Michel Déon, Le Figaro littéraire, 13 février 1997

La grande machine à décerveler

 

Comment aborder l’époque où nous vivons ? Avec l’injure à la bouche, par la caricature, en la mythifiant ou en la niant comme si on n’y rencontrait que des ectoplasmes ? Benoît Duteurtre a choisi le constat, je ne dirais pas simple et plat, mais détaché, un constat que trahit seul le titre : Drôle de temps. Oui, drôle de temps où gestes, pensées, attitudes sont conditionnés par des lois non écrites, informulables mais tout aussi puissantes et autoritaires que si elles étaient édictées par la grande machine à décerveler telle que l’imagina George Orwell dans 1984. Ce n’est pas que Duteurtre soit sans cœur et je présume même qu’il en a beaucoup devant la misère de ce monde qui débloque pour ne pas employer un verbe plus grossier. Son brillant essai, Requiem pour une avant-garde, où il se montrait si peu  » musicalement correct « , lui a valu quelques coups bas qui ne l’ont pas tous amusé, mais dans la fiction, ce n’est plus l’oreille qui le chatouille, c’est l’œil : des personnages d’aujourd’hui traversent Drôle de temps sans se demander une seconde s’ils existent réellement eux-mêmes, par eux-mêmes. C’est à la fois le comble du dérisoire, et pitoyable.

On peut regarder ce recueil de nouvelles impressionnistes comme le tableau ingénu d’une société qui a perdu les pédales. La solitude écrase les personnages de ces six saynètes, mais, loin de comprendre qu’ils barbotent dans le néant, ils croient que la vraie vie est là. Et tout concourt à les aveugler : le bruit, un langage de convention, une sexualité totalement dépourvue de sentiments et l’image qui, autant que le bruit, les traque partout où ils vont, leur interdisant le moindre retour sur soi. Drôle de temps ! Non, pas très drôle en vérité, et même plutôt sinistre pour les dernières  » âmes sensibles « .

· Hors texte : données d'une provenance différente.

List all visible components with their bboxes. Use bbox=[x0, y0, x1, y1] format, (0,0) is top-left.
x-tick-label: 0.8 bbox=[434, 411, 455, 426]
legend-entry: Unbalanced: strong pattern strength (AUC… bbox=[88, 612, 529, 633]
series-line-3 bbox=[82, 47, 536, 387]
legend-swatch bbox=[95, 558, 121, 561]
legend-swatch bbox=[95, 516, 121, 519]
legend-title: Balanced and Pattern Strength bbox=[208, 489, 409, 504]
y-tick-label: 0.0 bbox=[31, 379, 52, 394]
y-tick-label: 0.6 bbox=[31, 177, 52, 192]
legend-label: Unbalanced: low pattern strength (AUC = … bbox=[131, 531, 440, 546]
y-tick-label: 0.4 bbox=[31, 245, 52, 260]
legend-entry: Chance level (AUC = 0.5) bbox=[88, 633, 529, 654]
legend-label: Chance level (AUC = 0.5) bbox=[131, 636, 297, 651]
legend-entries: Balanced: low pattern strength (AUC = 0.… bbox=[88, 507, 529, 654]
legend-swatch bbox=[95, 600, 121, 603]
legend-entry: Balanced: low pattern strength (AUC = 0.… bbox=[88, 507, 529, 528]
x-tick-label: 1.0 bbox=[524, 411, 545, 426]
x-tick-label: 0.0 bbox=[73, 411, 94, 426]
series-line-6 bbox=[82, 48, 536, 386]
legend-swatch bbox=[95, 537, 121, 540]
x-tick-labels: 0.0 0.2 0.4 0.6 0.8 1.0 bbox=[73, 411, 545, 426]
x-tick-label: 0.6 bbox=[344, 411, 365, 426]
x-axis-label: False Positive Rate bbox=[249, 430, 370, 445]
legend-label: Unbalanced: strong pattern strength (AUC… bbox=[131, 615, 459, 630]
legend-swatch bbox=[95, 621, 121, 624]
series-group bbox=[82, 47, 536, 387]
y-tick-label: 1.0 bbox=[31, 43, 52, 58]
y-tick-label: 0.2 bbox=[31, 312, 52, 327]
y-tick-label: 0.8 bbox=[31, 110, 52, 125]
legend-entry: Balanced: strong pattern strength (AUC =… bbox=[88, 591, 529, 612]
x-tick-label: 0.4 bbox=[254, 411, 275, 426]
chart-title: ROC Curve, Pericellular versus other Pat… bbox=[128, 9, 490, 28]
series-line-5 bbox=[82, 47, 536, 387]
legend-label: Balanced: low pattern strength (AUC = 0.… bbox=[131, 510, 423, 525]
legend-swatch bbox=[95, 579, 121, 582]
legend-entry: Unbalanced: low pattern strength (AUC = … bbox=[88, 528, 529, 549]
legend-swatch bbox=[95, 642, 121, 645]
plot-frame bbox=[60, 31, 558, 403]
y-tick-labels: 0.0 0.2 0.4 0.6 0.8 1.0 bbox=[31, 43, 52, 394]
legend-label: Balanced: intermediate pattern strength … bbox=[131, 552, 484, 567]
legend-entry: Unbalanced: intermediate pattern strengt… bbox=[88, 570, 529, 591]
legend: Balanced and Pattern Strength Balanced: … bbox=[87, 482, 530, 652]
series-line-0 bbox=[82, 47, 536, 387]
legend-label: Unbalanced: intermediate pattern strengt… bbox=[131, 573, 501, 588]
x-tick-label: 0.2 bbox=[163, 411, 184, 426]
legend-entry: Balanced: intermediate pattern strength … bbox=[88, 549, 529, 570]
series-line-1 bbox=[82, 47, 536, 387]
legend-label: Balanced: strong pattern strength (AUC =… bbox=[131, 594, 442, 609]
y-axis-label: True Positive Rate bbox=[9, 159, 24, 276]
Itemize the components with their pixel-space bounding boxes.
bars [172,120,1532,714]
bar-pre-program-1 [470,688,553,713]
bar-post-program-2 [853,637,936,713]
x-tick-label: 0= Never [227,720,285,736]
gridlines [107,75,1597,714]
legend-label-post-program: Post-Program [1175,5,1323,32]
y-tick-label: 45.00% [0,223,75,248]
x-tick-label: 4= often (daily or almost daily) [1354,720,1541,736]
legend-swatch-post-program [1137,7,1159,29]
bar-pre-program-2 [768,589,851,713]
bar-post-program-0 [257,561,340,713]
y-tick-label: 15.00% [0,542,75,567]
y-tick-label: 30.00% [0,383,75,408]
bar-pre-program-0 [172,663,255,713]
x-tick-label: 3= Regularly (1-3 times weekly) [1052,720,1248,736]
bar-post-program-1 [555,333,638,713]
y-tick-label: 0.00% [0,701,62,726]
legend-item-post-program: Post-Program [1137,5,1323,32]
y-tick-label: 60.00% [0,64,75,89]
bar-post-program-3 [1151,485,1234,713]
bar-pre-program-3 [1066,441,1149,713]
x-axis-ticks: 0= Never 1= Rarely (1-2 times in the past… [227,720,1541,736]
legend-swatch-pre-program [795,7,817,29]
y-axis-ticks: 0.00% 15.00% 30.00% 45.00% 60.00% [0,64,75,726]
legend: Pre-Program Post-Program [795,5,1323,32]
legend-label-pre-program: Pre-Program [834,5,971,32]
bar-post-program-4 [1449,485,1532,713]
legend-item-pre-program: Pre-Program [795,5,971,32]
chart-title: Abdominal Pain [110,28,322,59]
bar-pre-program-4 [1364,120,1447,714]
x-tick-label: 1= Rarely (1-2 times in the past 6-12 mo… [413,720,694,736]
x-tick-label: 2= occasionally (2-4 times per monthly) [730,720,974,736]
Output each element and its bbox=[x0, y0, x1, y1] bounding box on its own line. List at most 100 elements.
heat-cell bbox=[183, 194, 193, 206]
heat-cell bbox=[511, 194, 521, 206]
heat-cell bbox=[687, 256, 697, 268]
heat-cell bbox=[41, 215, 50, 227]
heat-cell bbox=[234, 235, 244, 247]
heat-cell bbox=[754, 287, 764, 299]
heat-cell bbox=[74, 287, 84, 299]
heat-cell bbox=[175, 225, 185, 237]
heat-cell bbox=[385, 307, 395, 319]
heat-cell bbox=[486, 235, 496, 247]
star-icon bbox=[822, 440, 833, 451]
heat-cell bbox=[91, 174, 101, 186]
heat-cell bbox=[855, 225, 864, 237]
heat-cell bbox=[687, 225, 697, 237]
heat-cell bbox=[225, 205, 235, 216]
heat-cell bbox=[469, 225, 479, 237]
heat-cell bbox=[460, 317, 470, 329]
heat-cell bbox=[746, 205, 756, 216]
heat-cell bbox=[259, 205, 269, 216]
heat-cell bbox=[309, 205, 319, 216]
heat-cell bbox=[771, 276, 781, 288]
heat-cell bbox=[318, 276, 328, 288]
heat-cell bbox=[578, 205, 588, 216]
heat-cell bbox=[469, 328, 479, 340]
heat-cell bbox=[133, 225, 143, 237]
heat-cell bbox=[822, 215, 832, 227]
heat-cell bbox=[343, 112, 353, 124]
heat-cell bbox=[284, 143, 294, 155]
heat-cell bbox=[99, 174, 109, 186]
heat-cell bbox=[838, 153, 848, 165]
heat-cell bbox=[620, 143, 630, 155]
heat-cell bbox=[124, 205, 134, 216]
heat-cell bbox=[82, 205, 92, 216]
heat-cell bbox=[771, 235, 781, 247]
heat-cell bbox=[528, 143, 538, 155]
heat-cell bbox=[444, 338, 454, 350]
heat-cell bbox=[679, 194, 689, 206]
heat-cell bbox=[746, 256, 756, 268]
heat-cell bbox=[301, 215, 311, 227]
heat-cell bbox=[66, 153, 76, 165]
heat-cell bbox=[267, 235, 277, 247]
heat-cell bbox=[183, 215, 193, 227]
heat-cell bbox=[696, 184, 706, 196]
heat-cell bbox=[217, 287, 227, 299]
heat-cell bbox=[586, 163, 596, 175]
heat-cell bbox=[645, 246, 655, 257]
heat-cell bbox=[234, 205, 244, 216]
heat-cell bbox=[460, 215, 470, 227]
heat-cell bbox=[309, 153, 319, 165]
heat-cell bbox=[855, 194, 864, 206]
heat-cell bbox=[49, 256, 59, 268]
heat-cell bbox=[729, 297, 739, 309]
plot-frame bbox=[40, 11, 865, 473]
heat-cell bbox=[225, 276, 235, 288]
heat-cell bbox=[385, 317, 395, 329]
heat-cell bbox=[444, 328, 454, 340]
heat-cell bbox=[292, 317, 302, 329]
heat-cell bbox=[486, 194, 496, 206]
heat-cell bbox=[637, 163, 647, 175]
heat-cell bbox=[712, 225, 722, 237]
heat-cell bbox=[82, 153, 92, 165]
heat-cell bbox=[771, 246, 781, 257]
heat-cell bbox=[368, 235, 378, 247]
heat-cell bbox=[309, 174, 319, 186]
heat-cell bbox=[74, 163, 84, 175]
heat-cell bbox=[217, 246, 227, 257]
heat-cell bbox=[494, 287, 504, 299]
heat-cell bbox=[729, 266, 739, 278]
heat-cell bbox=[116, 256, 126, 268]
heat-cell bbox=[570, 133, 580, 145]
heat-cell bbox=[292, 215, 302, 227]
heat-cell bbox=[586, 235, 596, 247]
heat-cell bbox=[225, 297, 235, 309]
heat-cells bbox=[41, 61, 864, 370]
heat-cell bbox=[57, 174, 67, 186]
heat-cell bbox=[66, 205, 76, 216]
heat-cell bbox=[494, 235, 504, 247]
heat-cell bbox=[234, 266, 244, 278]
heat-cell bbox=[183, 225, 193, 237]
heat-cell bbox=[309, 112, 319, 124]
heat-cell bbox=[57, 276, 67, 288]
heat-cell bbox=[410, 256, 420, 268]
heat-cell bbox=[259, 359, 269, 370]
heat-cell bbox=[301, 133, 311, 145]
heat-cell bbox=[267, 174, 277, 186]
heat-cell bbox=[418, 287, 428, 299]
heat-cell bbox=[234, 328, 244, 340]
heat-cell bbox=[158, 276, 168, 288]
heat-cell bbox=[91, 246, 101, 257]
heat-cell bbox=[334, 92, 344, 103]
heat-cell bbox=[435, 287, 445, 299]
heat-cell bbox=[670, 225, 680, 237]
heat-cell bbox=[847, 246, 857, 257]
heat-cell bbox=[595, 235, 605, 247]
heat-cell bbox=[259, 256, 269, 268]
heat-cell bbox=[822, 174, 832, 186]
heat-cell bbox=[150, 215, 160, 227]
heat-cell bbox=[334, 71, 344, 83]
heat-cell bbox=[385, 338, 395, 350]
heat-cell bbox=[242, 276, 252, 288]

Je ne crois pas qu’on lira  » La Plage du Havre  » sans chagrin. Même la tardive prise de conscience du gâchis de cette plage admirable ouverte aux rêves des aventures atlantiques vient trop tard. La main de l’homme ne réparera jamais le saccage de la volonté des dieux. Alors… que s’est-il passé pour en arriver là, pour que la poésie et la grâce désertent à ce point les relations entre hommes et femmes, entre hommes et hommes puisque, aussi bien, Duteurtre y tient, sans cacher ce que ces dernières relations dissimulent trop souvent de misères comme il l’a écrit dans Gaieté parisienne. Il n’y a pas de réponse, ou peut-être y en a-t-il trop pour que le mal soit curable.

Dans  » Sortie de classe « , Benoît Duteurtre peint le cruel tableau d’une signature de livres en province. L’écrivain descend dans l’arène, découvre son lecteur, mais ce n’est pas la rencontre du gladiateur et de la bête sauvage, c’est la rencontre de deux inconnus dont l’un seul, le lecteur, croit connaître l’autre. Ce face-à-face peut tourner à l’absurde. Débordé par les vedettes de télévision et les politiques qui signent leurs livres à la chaîne, l’écrivain prend la mesure de son isolement. Il lui reste la fierté de ne pas appartenir à l’économie de marché. L’écriture et l’art sont devenus objets de commerce. Il n’avait, au départ, pas vocation de calicot ou de cabotin. Entraîné dans la spirale, le créateur se révèle un toton dans les mains de son marchand. On ne sera pas toujours aussi pessimiste que Benoît Duteurtre mais son portrait d’une société en décomposition est malheureusement d’une justesse implacable. Je crains qu’il ne soit difficile d’espérer voir un jour s’adoucir son regard attristé.